Will degradable plastics really prevent marine pollution?

In our world of instant gratification, plastic has proved incredibly useful, allowing food and drink to be conveniently packaged and transported for consumption on the go, immediately satisfying our most basic of human needs. Unfortunately, if it is not handled correctly after its brief use, plastic can cause serious environmental problems, as hauntingly documented by Blue Planet II. People are rightly concerned about the pollution accumulating in our seas, and they want an immediate solution.

Industry insiders widely recognise that solving the problem will be fiendishly complicated, but there are some – who had significant airtime in the wake of government’s 25 year environment plan earlier in the month – that claim to have an available and simple solution in the form of oxo-degradable plastics.

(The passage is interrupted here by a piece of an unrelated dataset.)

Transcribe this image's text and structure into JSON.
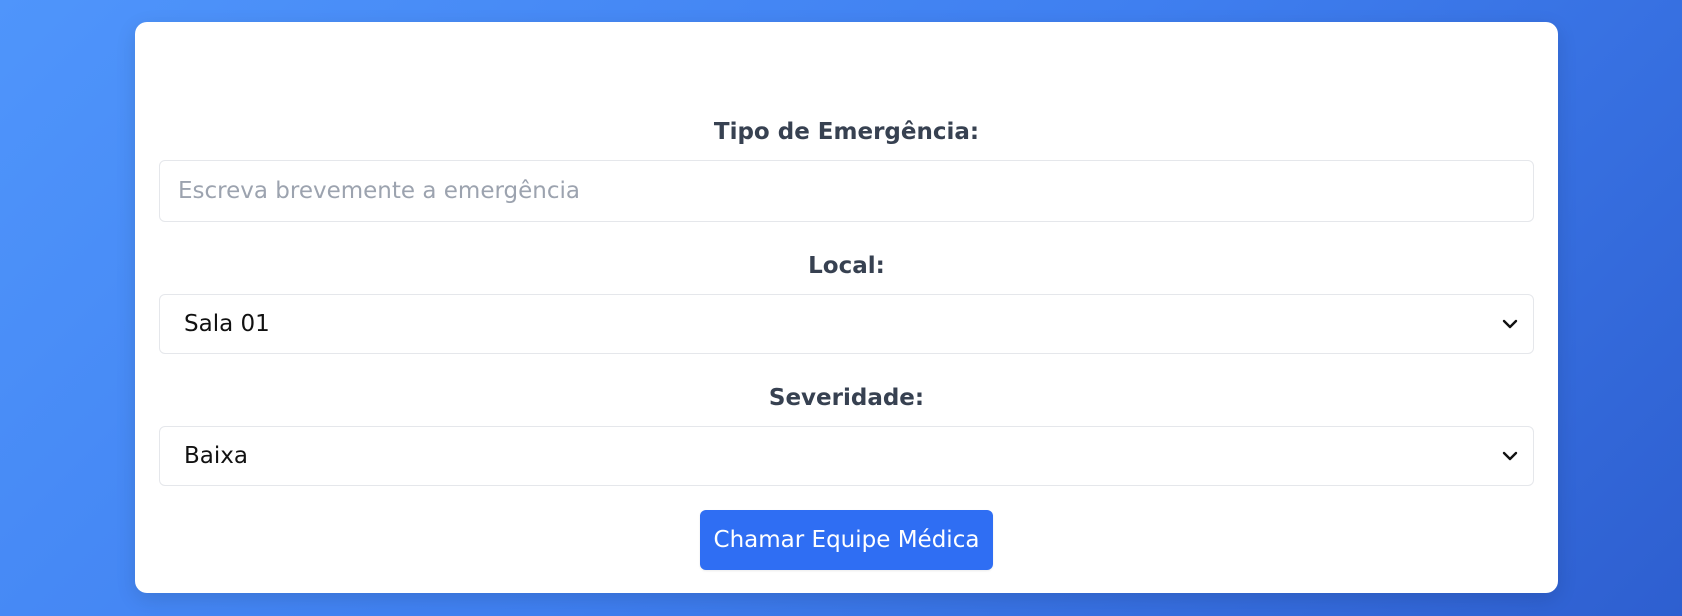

Unfortunately, they don’t.

Just how degradable are oxo-degradables?
Oxo-degradable (or oxo-biodegradable) plastics are conventional plastics with additives that encourage them to become brittle and fragment into tiny pieces when exposed to oxygen, UV rays and, to some extent, heat. In theory, these tiny pieces then biodegrade, with manufacturers saying that degradation happens safely in a matter of months or years. However, independent researchers and scientists don’t think this happens in practice, or that it takes a lot longer than manufacturers claim.

In the cool, dark marine environment in particular, conditions mean that biodegradation is even slower than on land. Instead of dissolving into harmless residues, the pieces persist indefinitely, or at least long enough to cause considerable damage. The fact that they split into tiny pieces so quickly makes them all the more damaging in some ways, as they can be so quickly gobbled up by organisms throughout the marine food web, harming marine life and even finding their way to our dinner plates, with as yet unknown consequences.

It could lead to a bigger litter problem
The problems with oxo-degradables don’t stop at our oceans’ shores. Because the plastics are designed to fragment so easily, they are not suitable for reuse or long term use, and because current technology cannot differentiate between conventional plastics and those with these special additives, reprocessors warn that they contaminate recycling streams and weaken recycled material over time. Oxo-degradables are also unsuitable for composting as they do not degrade fast enough, despite those additives, and the plastic fragments remain in the compost, meaning it cannot meet strictly controlled quality standards. And there is a worry that the marketing of oxo-degradable plastic as a safe choice could actually lead to an increase in littering if people believe the material is truly biodegradable.

There are much better solutions
In launching the 25 year plan for the environment, Theresa May recognised both that action is needed “at every stage of the production and consumption of plastic” and that “a relatively simple policy” can make a big difference for the environment.

This latter statement referred to the plastic bag charge which, we estimate, tackles one per cent of plastic pollution and which Theresa May says she wants to build upon. She could start by taking a number of steps now that fall within her remit, including banning oxo-degradables for all of the reasons outlined here. While there isn’t an instant solution, there are ways to solve our plastic problem soon, and that has to be gratifying.